Bakan Selçuk’un elinden plaket alan ‘hayırsever’
Sezgin Baran Korkmaz artık özgürdü…
“Cinayet çözümünde en kritik görev soruşturma sırasında sorulabilecek tüm soruları hiçbir ayrım yapmadan sormaktır. Cinayet polisinin ilk görevi olayla ilgili sorulabilecek tüm soruları akıl etmek ve sormaktır… Bunun içindir ki zihninde hiçbir önyargı olmayacak. Hatta… Soru ne kadar saçma gözükürse gözüksün, isterse etrafındakiler bıyık altından seninle alay etsinler, sen bütün soru kümesini sorgulayacaksın.

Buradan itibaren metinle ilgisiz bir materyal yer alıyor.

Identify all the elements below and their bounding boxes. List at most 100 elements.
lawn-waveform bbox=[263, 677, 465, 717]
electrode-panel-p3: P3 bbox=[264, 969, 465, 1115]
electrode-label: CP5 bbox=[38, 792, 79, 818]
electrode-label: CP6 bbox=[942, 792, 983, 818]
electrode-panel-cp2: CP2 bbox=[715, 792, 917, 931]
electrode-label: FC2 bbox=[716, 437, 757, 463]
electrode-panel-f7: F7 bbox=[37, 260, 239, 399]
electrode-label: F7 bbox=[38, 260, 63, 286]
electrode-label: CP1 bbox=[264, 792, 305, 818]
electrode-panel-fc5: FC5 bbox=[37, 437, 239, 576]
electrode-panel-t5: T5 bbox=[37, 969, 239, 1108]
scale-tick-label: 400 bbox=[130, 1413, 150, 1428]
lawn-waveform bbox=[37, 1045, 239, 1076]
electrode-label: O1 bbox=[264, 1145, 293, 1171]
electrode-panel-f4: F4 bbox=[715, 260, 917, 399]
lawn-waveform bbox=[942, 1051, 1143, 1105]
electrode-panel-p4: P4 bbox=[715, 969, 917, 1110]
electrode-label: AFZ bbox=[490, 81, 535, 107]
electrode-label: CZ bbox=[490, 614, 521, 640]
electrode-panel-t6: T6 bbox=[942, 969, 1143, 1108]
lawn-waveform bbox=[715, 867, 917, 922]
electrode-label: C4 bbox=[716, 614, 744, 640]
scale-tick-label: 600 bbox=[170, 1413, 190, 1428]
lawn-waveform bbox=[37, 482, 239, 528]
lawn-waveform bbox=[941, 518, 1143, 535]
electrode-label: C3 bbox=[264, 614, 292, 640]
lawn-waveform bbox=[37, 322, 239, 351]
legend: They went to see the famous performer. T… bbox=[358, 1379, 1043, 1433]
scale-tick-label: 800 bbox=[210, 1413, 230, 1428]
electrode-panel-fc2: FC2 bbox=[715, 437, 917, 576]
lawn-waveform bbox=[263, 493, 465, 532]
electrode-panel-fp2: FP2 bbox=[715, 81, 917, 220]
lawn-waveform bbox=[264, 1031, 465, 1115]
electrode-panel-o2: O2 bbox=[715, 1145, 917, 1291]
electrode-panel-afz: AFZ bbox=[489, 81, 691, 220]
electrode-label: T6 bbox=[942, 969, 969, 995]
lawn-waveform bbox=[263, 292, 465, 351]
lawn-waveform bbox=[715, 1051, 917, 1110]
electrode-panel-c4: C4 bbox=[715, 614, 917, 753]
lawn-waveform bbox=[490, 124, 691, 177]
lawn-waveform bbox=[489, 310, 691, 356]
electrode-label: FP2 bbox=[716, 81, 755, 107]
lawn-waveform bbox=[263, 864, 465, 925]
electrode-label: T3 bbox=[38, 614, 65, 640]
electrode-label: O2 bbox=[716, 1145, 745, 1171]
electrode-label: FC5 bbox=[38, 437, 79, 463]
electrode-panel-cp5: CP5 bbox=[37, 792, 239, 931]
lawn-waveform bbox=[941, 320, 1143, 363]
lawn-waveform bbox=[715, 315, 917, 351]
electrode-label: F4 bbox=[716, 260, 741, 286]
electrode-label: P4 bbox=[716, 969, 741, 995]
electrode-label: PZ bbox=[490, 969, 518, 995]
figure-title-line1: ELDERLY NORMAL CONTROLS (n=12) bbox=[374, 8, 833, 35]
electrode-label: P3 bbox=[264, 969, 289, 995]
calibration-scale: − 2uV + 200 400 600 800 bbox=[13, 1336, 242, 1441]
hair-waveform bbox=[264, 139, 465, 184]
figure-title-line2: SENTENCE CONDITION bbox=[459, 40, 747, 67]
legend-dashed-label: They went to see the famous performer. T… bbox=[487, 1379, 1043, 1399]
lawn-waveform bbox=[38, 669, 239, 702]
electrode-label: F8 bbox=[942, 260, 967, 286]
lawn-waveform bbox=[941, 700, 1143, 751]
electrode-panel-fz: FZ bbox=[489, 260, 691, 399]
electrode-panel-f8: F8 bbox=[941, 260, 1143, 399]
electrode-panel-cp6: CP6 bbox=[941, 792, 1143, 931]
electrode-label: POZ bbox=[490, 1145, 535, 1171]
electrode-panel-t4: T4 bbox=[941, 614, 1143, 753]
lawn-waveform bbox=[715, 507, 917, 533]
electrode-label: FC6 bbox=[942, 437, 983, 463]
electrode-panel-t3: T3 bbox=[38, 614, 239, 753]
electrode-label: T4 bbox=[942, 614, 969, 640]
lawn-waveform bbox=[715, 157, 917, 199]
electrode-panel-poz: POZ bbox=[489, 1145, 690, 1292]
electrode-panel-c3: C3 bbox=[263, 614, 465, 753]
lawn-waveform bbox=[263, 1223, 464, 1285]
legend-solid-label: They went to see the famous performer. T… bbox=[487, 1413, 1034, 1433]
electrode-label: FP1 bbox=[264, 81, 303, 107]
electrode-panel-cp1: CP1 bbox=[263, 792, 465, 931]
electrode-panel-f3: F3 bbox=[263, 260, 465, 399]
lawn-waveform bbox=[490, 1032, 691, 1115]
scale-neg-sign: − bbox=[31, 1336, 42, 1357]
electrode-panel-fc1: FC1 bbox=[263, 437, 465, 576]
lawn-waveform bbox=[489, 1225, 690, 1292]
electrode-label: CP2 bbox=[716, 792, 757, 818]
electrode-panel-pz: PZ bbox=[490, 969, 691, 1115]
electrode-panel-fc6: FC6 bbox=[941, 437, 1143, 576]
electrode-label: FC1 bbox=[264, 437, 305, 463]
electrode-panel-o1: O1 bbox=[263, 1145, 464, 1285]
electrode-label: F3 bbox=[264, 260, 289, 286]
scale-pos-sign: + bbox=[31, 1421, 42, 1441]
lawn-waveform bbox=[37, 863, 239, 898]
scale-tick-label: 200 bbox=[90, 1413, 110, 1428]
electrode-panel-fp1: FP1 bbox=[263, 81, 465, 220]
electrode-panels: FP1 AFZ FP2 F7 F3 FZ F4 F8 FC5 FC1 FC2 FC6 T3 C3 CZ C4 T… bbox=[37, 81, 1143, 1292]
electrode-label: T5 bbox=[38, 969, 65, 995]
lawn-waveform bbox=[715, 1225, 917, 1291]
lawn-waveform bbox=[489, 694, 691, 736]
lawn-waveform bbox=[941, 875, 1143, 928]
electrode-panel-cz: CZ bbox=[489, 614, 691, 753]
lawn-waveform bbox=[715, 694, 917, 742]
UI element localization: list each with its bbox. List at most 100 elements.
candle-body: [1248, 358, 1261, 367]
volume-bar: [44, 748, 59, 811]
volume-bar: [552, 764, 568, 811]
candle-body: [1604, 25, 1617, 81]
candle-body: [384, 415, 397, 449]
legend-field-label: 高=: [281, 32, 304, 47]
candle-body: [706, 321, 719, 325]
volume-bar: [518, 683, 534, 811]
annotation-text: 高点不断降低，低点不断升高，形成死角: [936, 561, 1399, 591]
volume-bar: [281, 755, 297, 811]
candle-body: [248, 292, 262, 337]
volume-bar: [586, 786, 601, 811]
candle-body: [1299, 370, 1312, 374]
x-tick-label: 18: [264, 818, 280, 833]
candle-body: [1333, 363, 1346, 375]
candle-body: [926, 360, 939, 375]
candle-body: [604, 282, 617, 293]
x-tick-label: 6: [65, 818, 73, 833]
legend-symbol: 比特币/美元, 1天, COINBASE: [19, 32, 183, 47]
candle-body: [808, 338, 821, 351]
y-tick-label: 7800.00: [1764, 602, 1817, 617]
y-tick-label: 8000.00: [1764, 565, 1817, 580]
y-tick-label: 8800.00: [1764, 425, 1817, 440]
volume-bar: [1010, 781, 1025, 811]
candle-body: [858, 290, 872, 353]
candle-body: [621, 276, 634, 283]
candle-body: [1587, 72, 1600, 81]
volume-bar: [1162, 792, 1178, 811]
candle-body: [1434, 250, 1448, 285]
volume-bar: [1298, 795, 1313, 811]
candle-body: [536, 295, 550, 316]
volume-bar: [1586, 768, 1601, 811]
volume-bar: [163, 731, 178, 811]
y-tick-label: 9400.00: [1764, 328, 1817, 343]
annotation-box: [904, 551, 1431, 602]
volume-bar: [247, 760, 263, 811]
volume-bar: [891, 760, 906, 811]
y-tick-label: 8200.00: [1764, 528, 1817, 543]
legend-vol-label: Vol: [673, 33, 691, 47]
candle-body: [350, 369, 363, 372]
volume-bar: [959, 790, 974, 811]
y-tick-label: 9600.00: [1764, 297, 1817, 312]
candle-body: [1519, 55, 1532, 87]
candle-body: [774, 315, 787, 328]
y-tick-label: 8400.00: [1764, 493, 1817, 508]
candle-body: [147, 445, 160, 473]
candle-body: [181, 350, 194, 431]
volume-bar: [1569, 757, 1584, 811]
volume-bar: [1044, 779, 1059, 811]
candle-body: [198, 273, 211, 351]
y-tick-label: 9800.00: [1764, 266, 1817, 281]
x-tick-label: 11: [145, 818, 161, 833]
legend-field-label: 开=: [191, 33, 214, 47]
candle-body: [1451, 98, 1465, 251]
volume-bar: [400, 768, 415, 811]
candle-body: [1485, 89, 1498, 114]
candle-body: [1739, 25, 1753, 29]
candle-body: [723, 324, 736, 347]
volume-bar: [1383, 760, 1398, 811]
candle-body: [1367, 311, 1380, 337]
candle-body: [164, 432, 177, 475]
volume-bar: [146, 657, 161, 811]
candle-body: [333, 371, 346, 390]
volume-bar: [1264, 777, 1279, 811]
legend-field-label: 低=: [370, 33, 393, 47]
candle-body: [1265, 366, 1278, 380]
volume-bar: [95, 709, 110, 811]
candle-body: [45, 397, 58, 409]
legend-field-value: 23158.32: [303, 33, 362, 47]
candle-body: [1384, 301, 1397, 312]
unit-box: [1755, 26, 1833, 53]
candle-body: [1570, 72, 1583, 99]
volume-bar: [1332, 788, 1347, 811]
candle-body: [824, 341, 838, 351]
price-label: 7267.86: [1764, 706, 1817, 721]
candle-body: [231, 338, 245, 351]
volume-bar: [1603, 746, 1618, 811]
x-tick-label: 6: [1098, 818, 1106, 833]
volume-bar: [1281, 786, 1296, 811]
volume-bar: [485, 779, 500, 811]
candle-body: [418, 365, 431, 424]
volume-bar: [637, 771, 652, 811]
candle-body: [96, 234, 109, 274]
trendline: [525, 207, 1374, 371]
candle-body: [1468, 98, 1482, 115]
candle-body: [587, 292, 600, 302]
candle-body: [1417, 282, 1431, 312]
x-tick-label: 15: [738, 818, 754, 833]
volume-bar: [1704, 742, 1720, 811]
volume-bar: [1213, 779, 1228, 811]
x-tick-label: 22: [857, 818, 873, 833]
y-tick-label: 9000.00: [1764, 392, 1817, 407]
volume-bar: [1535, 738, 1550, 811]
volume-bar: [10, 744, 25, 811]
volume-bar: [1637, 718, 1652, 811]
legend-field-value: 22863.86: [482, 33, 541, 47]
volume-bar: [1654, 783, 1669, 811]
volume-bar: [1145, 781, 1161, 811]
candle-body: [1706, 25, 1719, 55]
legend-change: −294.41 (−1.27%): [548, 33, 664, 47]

Bırak, etraftakiler sana aptal gözü ile baksınlar; sen yine de yılmadan şüphelinin gözünün içine baka baka aklına gelen bütün soruları soracaksın.” Son dönemde okuduğum en sürükleyici siyasi-polisiye romanlardan biri olan “Cinayet Polisi Dedemin Evrak-ı Metrukesi/Cüneyt Ülsever/Kırmızı Kedi Yayınevi” kitabında ‘cinayet polisi'nin yapması gereken böyle anlatılıyor!
Soru sor! Hem de tüm soruları… Ayrım gözetmeden sor ve ayrıntının peşine düş! Gazeteci de cinayet polisi gibi olmalı.